Die vom Prozessbevollmächtigten des Klägers mit Schreiben vom 31.03.2014 gesetzte Frist bis zum 04.04.2014 ist nicht unangemessen kurz gewesen, da nur die Bestätigung einer Nacherfüllung durch eine Neulieferung begehrt worden ist.

Entscheidend für die Wirksamkeit der Rücktrittserklärung ist, dass der Beklagte mit dem Anwaltsschreiben vom 31.03.2014 eine Nacherfüllung durch Neulieferung kategorisch hat ablehnen lassen (§ 323 II Nr. 1 BGB).

Zu den Folgen des wirksamen Rücktritts:

Die Folgen eines wirksamen Rücktritts ergeben sich aus §§ 346 ff. BGB, das heißt. der Beklagte hat den Kaufpreis zurückzuzahlen und der Kläger hat das Leichtkraftrad zurückzugeben sowie rückzuübereignen. Da das LG Deggendorf die Rückgabe und die Rückübereignung des Leichtkraftrades übersehen hat, ist das vom Beklagten angefochtene Urteil entsprechend abzuändern.

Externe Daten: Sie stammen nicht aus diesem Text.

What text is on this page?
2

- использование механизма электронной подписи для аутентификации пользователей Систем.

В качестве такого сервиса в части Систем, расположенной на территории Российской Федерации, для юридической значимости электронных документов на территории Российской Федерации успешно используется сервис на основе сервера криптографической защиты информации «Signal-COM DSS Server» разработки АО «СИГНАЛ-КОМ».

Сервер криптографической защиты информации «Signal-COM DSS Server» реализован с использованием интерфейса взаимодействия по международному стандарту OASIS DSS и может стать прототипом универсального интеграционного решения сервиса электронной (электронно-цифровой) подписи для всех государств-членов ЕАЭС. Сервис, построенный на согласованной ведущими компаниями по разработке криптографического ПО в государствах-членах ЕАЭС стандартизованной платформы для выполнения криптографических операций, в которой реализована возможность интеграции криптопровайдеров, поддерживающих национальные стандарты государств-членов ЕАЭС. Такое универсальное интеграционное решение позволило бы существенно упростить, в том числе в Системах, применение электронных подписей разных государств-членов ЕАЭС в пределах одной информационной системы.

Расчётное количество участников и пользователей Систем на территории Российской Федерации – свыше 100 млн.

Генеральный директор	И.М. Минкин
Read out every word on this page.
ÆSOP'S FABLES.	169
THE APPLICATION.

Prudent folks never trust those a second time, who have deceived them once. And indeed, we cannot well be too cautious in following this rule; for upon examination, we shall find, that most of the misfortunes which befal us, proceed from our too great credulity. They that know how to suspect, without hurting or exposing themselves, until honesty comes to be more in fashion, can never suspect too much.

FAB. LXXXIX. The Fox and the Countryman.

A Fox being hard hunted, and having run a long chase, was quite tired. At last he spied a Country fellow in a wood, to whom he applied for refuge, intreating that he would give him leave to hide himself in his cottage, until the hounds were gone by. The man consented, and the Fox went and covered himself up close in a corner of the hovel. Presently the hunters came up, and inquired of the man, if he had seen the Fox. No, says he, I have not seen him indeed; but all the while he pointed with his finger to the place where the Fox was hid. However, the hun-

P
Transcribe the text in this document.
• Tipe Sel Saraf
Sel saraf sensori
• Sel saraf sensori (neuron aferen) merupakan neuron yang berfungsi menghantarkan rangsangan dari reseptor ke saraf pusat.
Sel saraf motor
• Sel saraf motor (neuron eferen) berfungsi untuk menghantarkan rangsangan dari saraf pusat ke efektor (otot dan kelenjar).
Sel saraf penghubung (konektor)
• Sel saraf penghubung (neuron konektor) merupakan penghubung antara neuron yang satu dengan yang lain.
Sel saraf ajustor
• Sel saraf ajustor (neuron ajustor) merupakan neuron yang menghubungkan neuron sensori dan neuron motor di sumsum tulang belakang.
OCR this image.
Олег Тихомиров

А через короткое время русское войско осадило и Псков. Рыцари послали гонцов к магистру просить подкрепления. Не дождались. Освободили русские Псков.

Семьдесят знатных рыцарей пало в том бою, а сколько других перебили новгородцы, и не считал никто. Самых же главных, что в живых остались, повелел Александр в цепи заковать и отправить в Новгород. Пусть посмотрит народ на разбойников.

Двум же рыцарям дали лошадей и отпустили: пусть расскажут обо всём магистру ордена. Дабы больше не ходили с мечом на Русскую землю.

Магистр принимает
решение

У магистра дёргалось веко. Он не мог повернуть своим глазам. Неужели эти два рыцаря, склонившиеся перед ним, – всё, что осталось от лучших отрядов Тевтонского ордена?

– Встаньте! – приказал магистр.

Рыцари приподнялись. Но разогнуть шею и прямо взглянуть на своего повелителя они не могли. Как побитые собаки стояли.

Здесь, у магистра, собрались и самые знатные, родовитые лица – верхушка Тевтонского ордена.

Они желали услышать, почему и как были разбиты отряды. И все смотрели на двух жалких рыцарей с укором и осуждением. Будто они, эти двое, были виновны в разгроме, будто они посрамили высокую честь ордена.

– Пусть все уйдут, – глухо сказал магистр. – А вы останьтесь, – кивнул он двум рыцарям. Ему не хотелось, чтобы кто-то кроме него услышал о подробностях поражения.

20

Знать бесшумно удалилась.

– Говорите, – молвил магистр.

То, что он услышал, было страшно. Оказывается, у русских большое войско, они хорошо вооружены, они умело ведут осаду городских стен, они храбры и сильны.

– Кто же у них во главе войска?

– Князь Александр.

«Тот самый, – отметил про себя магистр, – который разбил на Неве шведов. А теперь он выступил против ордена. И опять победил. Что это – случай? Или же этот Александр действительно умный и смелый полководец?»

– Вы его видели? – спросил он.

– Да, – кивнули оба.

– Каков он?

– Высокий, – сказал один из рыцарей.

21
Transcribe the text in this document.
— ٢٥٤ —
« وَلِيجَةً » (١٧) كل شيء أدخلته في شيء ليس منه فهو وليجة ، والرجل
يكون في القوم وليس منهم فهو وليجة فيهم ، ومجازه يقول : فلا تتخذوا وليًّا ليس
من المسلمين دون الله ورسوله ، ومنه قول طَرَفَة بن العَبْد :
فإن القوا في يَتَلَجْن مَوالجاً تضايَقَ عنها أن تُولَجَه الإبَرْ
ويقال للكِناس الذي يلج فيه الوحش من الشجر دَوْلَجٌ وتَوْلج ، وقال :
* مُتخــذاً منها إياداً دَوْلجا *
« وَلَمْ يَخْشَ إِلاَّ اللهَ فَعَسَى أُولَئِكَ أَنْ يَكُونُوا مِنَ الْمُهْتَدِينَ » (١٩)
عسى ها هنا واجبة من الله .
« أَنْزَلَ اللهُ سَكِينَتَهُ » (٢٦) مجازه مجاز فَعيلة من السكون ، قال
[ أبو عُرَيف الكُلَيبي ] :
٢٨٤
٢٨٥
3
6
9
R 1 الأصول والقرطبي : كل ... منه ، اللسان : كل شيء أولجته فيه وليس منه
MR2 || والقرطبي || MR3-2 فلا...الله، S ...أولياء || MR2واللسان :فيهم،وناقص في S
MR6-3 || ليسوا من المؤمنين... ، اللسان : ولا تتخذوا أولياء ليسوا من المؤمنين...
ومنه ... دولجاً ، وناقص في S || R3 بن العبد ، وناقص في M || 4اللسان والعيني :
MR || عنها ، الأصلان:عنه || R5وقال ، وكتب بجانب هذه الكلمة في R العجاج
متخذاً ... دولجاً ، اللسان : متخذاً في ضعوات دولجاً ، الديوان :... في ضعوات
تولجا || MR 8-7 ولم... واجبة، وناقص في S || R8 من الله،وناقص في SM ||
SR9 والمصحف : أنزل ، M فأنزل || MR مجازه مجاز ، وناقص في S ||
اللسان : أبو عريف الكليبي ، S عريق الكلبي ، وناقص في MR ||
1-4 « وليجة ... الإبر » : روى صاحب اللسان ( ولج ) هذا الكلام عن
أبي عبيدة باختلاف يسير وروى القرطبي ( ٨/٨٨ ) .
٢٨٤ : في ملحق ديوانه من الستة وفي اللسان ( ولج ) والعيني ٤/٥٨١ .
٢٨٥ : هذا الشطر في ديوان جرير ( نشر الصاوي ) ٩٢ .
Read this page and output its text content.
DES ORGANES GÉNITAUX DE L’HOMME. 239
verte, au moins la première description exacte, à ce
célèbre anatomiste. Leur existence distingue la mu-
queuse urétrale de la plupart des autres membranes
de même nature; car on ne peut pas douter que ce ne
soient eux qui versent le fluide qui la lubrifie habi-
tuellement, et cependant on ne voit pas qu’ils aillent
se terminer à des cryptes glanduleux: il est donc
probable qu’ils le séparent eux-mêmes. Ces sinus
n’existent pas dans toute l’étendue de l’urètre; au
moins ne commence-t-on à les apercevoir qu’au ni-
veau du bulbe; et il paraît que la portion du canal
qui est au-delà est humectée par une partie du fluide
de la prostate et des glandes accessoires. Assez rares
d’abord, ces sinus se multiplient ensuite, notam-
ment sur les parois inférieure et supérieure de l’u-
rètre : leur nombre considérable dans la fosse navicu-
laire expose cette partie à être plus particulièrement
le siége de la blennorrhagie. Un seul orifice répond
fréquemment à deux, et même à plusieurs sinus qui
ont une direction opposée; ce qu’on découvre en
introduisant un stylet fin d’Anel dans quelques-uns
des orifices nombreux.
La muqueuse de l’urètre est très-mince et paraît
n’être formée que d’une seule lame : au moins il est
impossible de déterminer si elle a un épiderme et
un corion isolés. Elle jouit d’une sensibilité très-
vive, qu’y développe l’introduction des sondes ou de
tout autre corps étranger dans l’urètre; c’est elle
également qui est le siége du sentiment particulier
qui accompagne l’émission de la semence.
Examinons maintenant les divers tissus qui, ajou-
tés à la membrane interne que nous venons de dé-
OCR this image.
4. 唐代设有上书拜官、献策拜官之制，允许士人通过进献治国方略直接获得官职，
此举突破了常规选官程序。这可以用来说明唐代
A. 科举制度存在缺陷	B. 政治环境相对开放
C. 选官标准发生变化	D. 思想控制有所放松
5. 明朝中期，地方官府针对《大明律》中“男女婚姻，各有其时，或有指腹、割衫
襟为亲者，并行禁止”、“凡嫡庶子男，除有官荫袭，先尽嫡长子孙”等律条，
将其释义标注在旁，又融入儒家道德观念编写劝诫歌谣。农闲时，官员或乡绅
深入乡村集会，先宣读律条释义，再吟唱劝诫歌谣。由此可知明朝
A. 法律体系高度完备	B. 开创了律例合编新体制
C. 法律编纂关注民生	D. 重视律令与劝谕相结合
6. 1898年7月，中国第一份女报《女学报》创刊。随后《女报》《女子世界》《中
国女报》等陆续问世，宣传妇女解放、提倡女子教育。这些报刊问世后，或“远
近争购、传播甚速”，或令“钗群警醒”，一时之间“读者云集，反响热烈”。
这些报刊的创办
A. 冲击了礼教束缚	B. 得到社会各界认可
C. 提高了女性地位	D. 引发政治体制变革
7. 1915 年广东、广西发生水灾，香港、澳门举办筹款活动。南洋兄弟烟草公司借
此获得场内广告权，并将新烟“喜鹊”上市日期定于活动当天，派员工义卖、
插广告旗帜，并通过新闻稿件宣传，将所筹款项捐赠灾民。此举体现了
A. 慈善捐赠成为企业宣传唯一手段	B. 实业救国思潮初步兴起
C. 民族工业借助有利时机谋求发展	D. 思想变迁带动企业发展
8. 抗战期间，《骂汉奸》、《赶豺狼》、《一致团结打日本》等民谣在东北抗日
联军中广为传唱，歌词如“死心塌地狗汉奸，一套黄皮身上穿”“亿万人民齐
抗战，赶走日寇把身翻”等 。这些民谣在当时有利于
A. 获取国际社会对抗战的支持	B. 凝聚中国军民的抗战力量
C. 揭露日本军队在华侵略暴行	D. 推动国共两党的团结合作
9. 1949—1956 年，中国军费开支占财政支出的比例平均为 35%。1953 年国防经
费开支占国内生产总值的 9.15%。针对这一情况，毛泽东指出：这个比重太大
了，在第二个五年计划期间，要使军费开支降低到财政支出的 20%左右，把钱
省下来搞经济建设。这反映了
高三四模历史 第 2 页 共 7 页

Zu den Schadensersatz- und Aufwendungsersatzansprüchen:

Nach der höchstrichterlichen Rechtsprechung hat der Käufer einer mangelhaften Sache auch dann gemäß § 284 BGB einen Anspruch auf Ersatz vergeblicher Aufwendungen, wenn er wegen des Mangels vom Kaufvertrag wirksam zurückgetreten ist. Kosten, die dem Käufer eines Kraftfahrzeugs für dessen Überführung, für dessen Zulassung, für dessen Abmeldung und für die gutachterliche Feststellung des Mangels entstehen, gehören zu diesen Aufwendungen (vgl. BGH, Urt. v. 20.07.2005 – VIII ZR 275/04).

Dies bedeutet, dass der Kläger gegen den Beklagten einen Anspruch auf Ersatz der Gutachtenskosten, der An- und Abmeldekosten sowie der Überführungskosten hat. …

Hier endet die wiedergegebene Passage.